Bush Play

Bush Projects’ freewheeling collaborations with Austin Maynard Architects continue with Charles House in Kew – a playful, cleverly layered native and indigenous garden created for a multi-generational home.

Apparent effortlessness takes hard yakka in the design world. Bush Projects’ one-year-old garden for Austin Maynard’s uncharacteristically large, multi-generational home in manicured, Europhilic Kew is fast growing into the wildly bushy, densely undulating, experimental play space its owners and cross disciplinary artist-designers always intended it to be. But Andrew Maynard, the architect who briefed his now-regular collaborators Bonnie Charles and Sarah Hicks of Bush Projects, is acutely aware of the design nous and hard graft that underpins such carefully considered naturalism.

“The way it’s layered from the street is incredibly sophisticated,” Maynard says. “Like so much great garden design, these things look almost accidental, or organic. The way Bonnie and Sarah have created … a barrier from the street that doesn’t feel like a barrier, dealing with those rises and that density of planting and height of planting off the street right to that entry point, is so sophisticated in the spatial layering. And they’ve nailed it, because it looks effortless. And it actually required a lot of landscape engineering, a lot of changing levels. That just shows how good they really are.”

Charles and Hicks describe the client’s request for a lowmaintenance, kid-friendly garden combining ornamental and productive plants and areas to play, entertain and learn the art of gardening as “the classic brief for our types of clientele.” But, as Charles says, “they were open in terms of how we go about it, which was great.”

The house and site made plenty of additional demands. This is home to a family of five, keen to ultimately accommodate ageing parents and wheelchairs. The clients wanted a light, water-featurefilled place that blurred distinctions between indoors and out. The architects excavated the site to around two metres, embedded their slate-clad structure along the southern boundary of the eastwest- facing block, and concealed its mass within multiple forms lined with bridges and ponds that spill out into the garden. Clever glazing at various heights and permeable sections of wall, floor and stair mean garden views animate the interior at every turn.

The garden needed to screen at the front and guide visitors along its gentle undulations via a wheelchair-friendly path. Preserving views from house through garden and, at night, over the beautifully illuminated dome of Xavier College at the rear, meant creating a sweeping mound along the southern boundary for plants and trees tall enough to screen an obtrusive neighbouring property.

A large and a small pond extending out from the house needed plants to fill and frame them. Creepers and ground covers were required to soften hard edges like permeable car park pavers and fences. Oh, the children’s trampoline and soccer goals needed some level lawn space.

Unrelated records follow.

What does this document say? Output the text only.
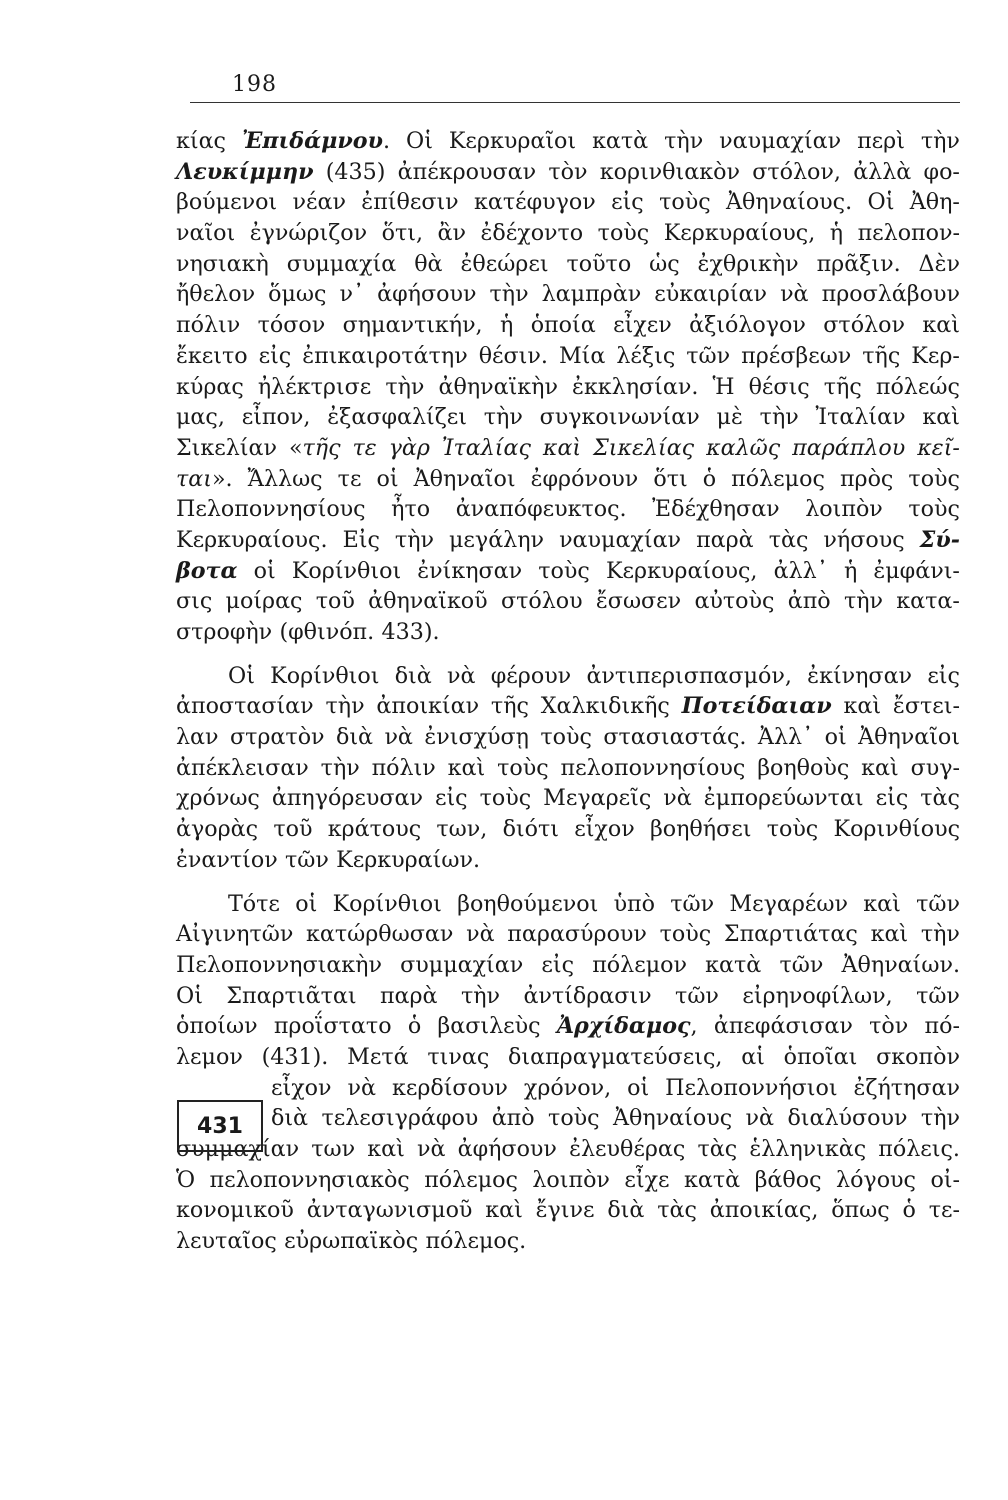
198
κίας Ἐπιδάμνου. Οἱ Κερκυραῖοι κατὰ τὴν ναυμαχίαν περὶ τὴν
Λευκίμμην (435) ἀπέκρουσαν τὸν κορινθιακὸν στόλον, ἀλλὰ φο-
βούμενοι νέαν ἐπίθεσιν κατέφυγον εἰς τοὺς Ἀθηναίους. Οἱ Ἀθη-
ναῖοι ἐγνώριζον ὅτι, ἂν ἐδέχοντο τοὺς Κερκυραίους, ἡ πελοπον-
νησιακὴ συμμαχία θὰ ἐθεώρει τοῦτο ὡς ἐχθρικὴν πρᾶξιν. Δὲν
ἤθελον ὅμως ν᾿ ἀφήσουν τὴν λαμπρὰν εὐκαιρίαν νὰ προσλάβουν
πόλιν τόσον σημαντικήν, ἡ ὁποία εἶχεν ἀξιόλογον στόλον καὶ
ἔκειτο εἰς ἐπικαιροτάτην θέσιν. Μία λέξις τῶν πρέσβεων τῆς Κερ-
κύρας ἠλέκτρισε τὴν ἀθηναϊκὴν ἐκκλησίαν. Ἡ θέσις τῆς πόλεώς
μας, εἶπον, ἐξασφαλίζει τὴν συγκοινωνίαν μὲ τὴν Ἰταλίαν καὶ
Σικελίαν «τῆς τε γὰρ Ἰταλίας καὶ Σικελίας καλῶς παράπλου κεῖ-
ται». Ἄλλως τε οἱ Ἀθηναῖοι ἐφρόνουν ὅτι ὁ πόλεμος πρὸς τοὺς
Πελοποννησίους ἦτο ἀναπόφευκτος. Ἐδέχθησαν λοιπὸν τοὺς
Κερκυραίους. Εἰς τὴν μεγάλην ναυμαχίαν παρὰ τὰς νήσους Σύ-
βοτα οἱ Κορίνθιοι ἐνίκησαν τοὺς Κερκυραίους, ἀλλ᾿ ἡ ἐμφάνι-
σις μοίρας τοῦ ἀθηναϊκοῦ στόλου ἔσωσεν αὐτοὺς ἀπὸ τὴν κατα-
στροφὴν (φθινόπ. 433).
Οἱ Κορίνθιοι διὰ νὰ φέρουν ἀντιπερισπασμόν, ἐκίνησαν εἰς
ἀποστασίαν τὴν ἀποικίαν τῆς Χαλκιδικῆς Ποτείδαιαν καὶ ἔστει-
λαν στρατὸν διὰ νὰ ἐνισχύσῃ τοὺς στασιαστάς. Ἀλλ᾿ οἱ Ἀθηναῖοι
ἀπέκλεισαν τὴν πόλιν καὶ τοὺς πελοποννησίους βοηθοὺς καὶ συγ-
χρόνως ἀπηγόρευσαν εἰς τοὺς Μεγαρεῖς νὰ ἐμπορεύωνται εἰς τὰς
ἀγορὰς τοῦ κράτους των, διότι εἶχον βοηθήσει τοὺς Κορινθίους
ἐναντίον τῶν Κερκυραίων.
Τότε οἱ Κορίνθιοι βοηθούμενοι ὑπὸ τῶν Μεγαρέων καὶ τῶν
Αἰγινητῶν κατώρθωσαν νὰ παρασύρουν τοὺς Σπαρτιάτας καὶ τὴν
Πελοποννησιακὴν συμμαχίαν εἰς πόλεμον κατὰ τῶν Ἀθηναίων.
Οἱ Σπαρτιᾶται παρὰ τὴν ἀντίδρασιν τῶν εἰρηνοφίλων, τῶν
ὁποίων προΐστατο ὁ βασιλεὺς Ἀρχίδαμος, ἀπεφάσισαν τὸν πό-
λεμον (431). Μετά τινας διαπραγματεύσεις, αἱ ὁποῖαι σκοπὸν
εἶχον νὰ κερδίσουν χρόνον, οἱ Πελοποννήσιοι ἐζήτησαν
διὰ τελεσιγράφου ἀπὸ τοὺς Ἀθηναίους νὰ διαλύσουν τὴν
συμμαχίαν των καὶ νὰ ἀφήσουν ἐλευθέρας τὰς ἑλληνικὰς πόλεις.
Ὁ πελοποννησιακὸς πόλεμος λοιπὸν εἶχε κατὰ βάθος λόγους οἰ-
κονομικοῦ ἀνταγωνισμοῦ καὶ ἔγινε διὰ τὰς ἀποικίας, ὅπως ὁ τε-
λευταῖος εὐρωπαϊκὸς πόλεμος.
431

Bush Projects’ characteristic response was meticulous hard landscaping that will almost disappear beneath an audacious riot of drought- and clay-tolerant local and indigenous grasses and rushes, trees, wildflowers, shrubs, climbers, aquatics and edibles.

Overlapping layers and unexpected combinations abound. The front of the property is a wildly contrasting mix of expansive flowering gums, huge, hand-picked granite rocks, cross-patterned pavers permeated by kidney weed, mound-stabilising Myoporum , and a flowering wallaby lawn that hums and hops with insect life.

Centrally, the garden opens up from the house via courtyards and cooling pools teaming with aquatic species. Think submerged Marsilea mutica  and tall Cyperus papyrus  ringed by swamp lilies, fluffy baloskion and cascading rosemary used as a ground cover.

The long southern boundary is a generous arc of oversized leaves, tall shrubby screens and unexpected edibles. Hence monumental Wigandia caracasanas  and allocasuarinas and sculptural Miscanthus gigantia  that’ll grow to five metres layered in amongst gorgeous giant rhubarb, vibrant asparagus, chocolate cosmos, ornamental chillis, mountain cabbage (Cussonia paniculata ) trees and flowering pineapple sage. Parsley grows beside grass trees. Kale seeds sprout where the wind leaves them. Clients add avocado trees in a series of playful experiments.

“A lot of them are new combos for us,” Charles says, while Hick explains, “Bonnie’s done a course in permaculture. We often use a lot of perennial edibles because of that philosophy. The idea is growing lots of things really densely so there’s no space for weeds. It’s jowl to jowl.”

Aside from celebrating local biodiversity and seasonal change, the designers have gleefully hit their mark in obscuring where house ends and garden begins. “We’ve tried to create a sense of the landscape spilling into and over the hard surfaces with a lot of trailing, creeping plants and dispersed tufts of grasses,” Hicks says. “There’re no hard, straight edges now.”